You are aware that NiCd is no longer the preferred chemistry for rechargeable batteries, are you? For one it suffers from the so called "memory effect", second Cadmium is a substance that poses health hazards. NiMh or LiIon is the current state of the art.
You should provide a voltage regulator between the battery and your electronic circuits. Not many electronic circuits tolerate the varying voltage from a battery. Erratic an unpredictable behavior can be the consequence.
however... NiCd can generally provide more peak amperage than NiMH, and is cheaper than LiON.
so, at least in the US, they aren't really dead yet. they are one of the more common battery types for lower-cost cordless power tools (with LiON being more typical for higher-end models).

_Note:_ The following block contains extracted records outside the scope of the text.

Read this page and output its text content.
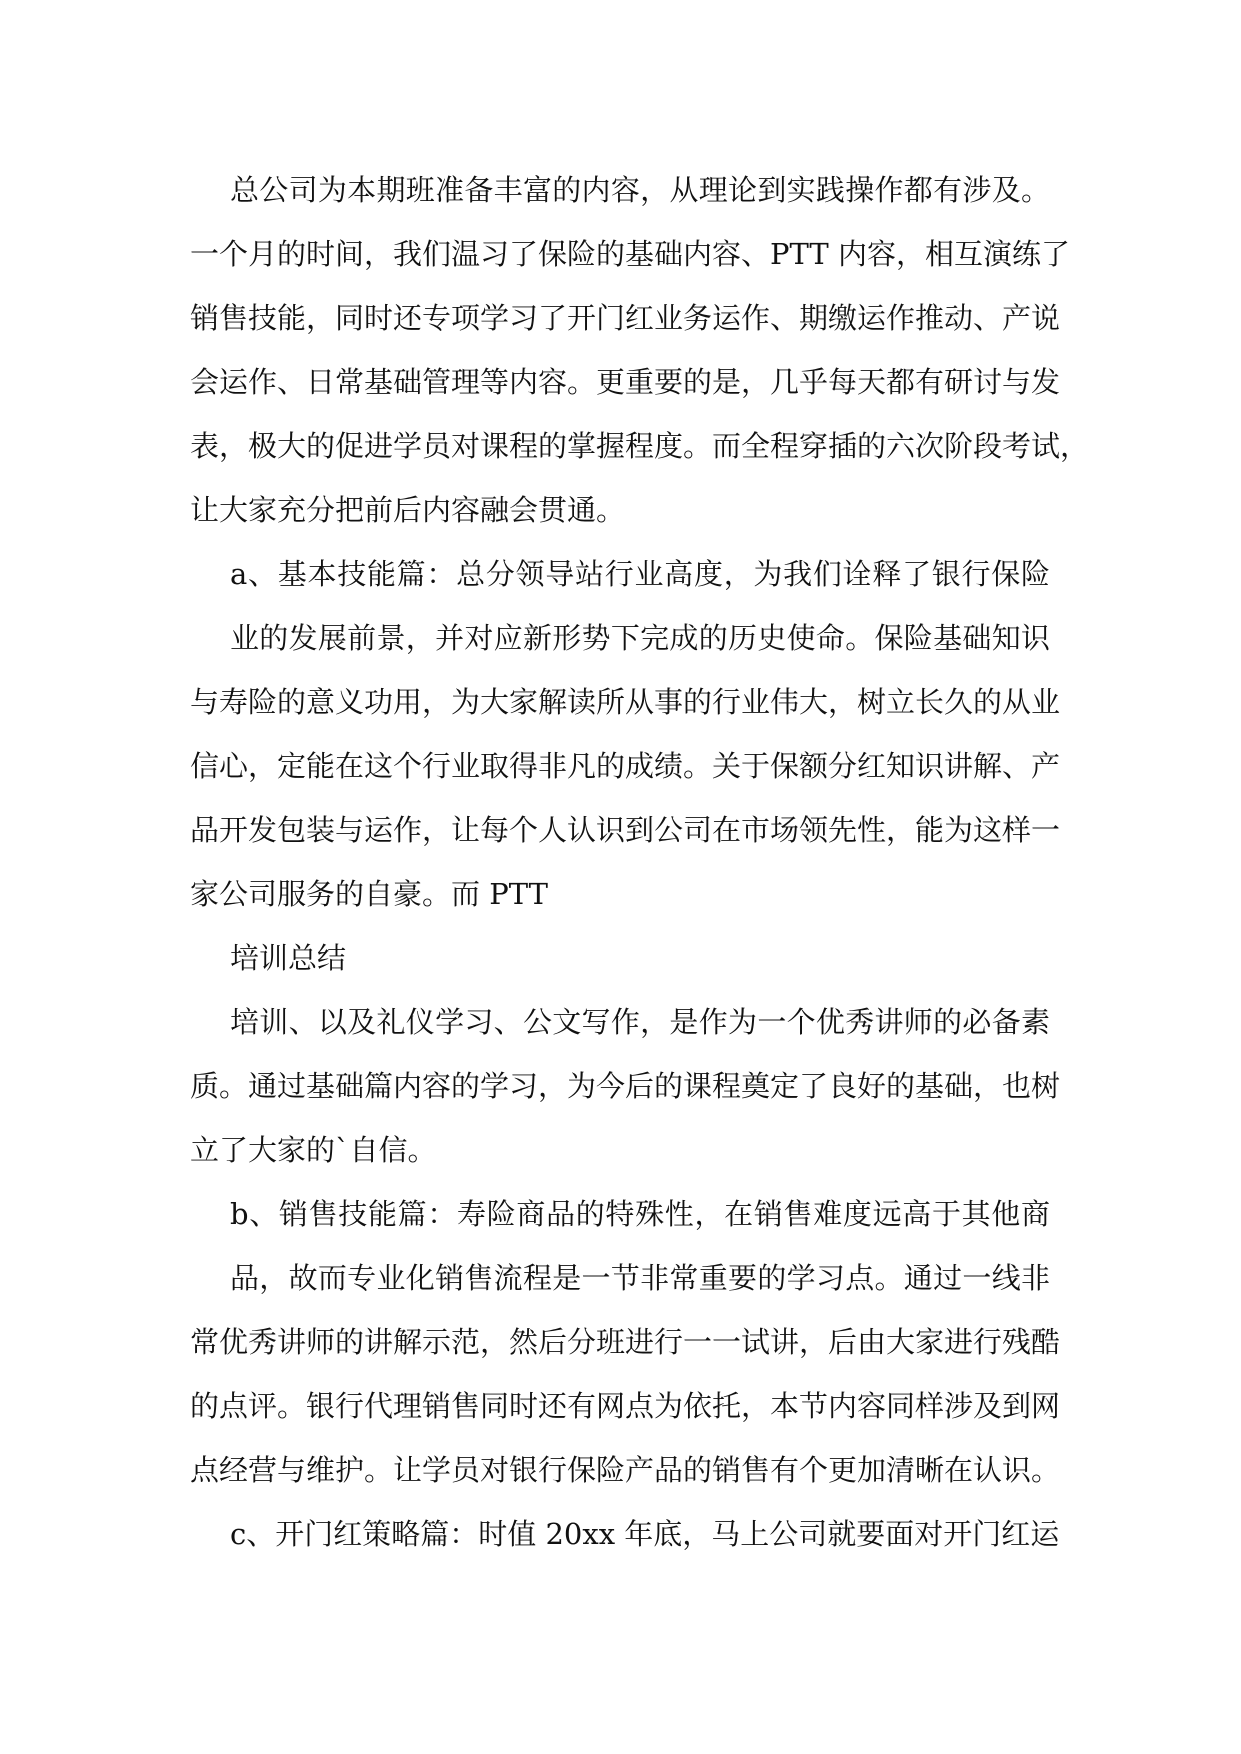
总公司为本期班准备丰富的内容，从理论到实践操作都有涉及。
一个月的时间，我们温习了保险的基础内容、PTT 内容，相互演练了
销售技能，同时还专项学习了开门红业务运作、期缴运作推动、产说
会运作、日常基础管理等内容。更重要的是，几乎每天都有研讨与发
表，极大的促进学员对课程的掌握程度。而全程穿插的六次阶段考试，
让大家充分把前后内容融会贯通。
a、基本技能篇：总分领导站行业高度，为我们诠释了银行保险
业的发展前景，并对应新形势下完成的历史使命。保险基础知识
与寿险的意义功用，为大家解读所从事的行业伟大，树立长久的从业
信心，定能在这个行业取得非凡的成绩。关于保额分红知识讲解、产
品开发包装与运作，让每个人认识到公司在市场领先性，能为这样一
家公司服务的自豪。而 PTT
培训总结
培训、以及礼仪学习、公文写作，是作为一个优秀讲师的必备素
质。通过基础篇内容的学习，为今后的课程奠定了良好的基础，也树
立了大家的`自信。
b、销售技能篇：寿险商品的特殊性，在销售难度远高于其他商
品，故而专业化销售流程是一节非常重要的学习点。通过一线非
常优秀讲师的讲解示范，然后分班进行一一试讲，后由大家进行残酷
的点评。银行代理销售同时还有网点为依托，本节内容同样涉及到网
点经营与维护。让学员对银行保险产品的销售有个更加清晰在认识。
c、开门红策略篇：时值 20xx 年底，马上公司就要面对开门红运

decided to leave out a longer description in favor of being more compact:
PbAc: lower cost, high current, low (useable, *1) capacity
NiCd: lower cost, high current, medium-low capacity
NiMh: medium cost, low current, medium-high capacity
LiON: high cost, medium current, high capacity
LiFePO4: high cost, high current, medium capacity
*1: the actual raw capacity of lead-acid isn't particularly bad, per-se, however only part of the capacity can be used without causing damage to the cells. if drained too far or left discharged, the battery may be effectively destroyed. in contrast, NiCd and NiMH are much more tolerant of being discharged and/or left in a discharged state.
approximate best per application (values relative to price):
small device, high current: NiCd, LiON (ex: power tools)
small device, high capacity: LiON, NiMH (ex: consumer electronics)
large device, high current: PbAc, LiFePO4, LiON (ex: engine starting, back-up power)
large device, high capacity: LiON, NiMH, LiFePO4 (ex: robotics, *2)
*2: both LiON and NiMH seem roughly break-even in a capacity-vs-price sense.
for a custom-built high-capacity pack, NiMH is cheaper. for premade batteries, LiON is cheaper.
for similar capacity, the NiMH pack would tend to be bigger and heavier though.
a drawback for LiON is that they have a risk (if not charged/discharged safely) of going into a thermal runaway and catching fire and/or exploding (LiON packs generally use built-in controllers to make them more-or-less safe).
could be wrong, this is mostly based on observation.
if the goal is to make batteries by hand, than NiCd or NiFe (nickel-iron) should be easier to make.
commercially made cells though generally use sintered plates, and using plain metal plates results in much worse performance. so, much beyond proof of concept, it is probably much better to buy batteries.
NiFe mostly differs in that iron-oxide is used instead of cadmium.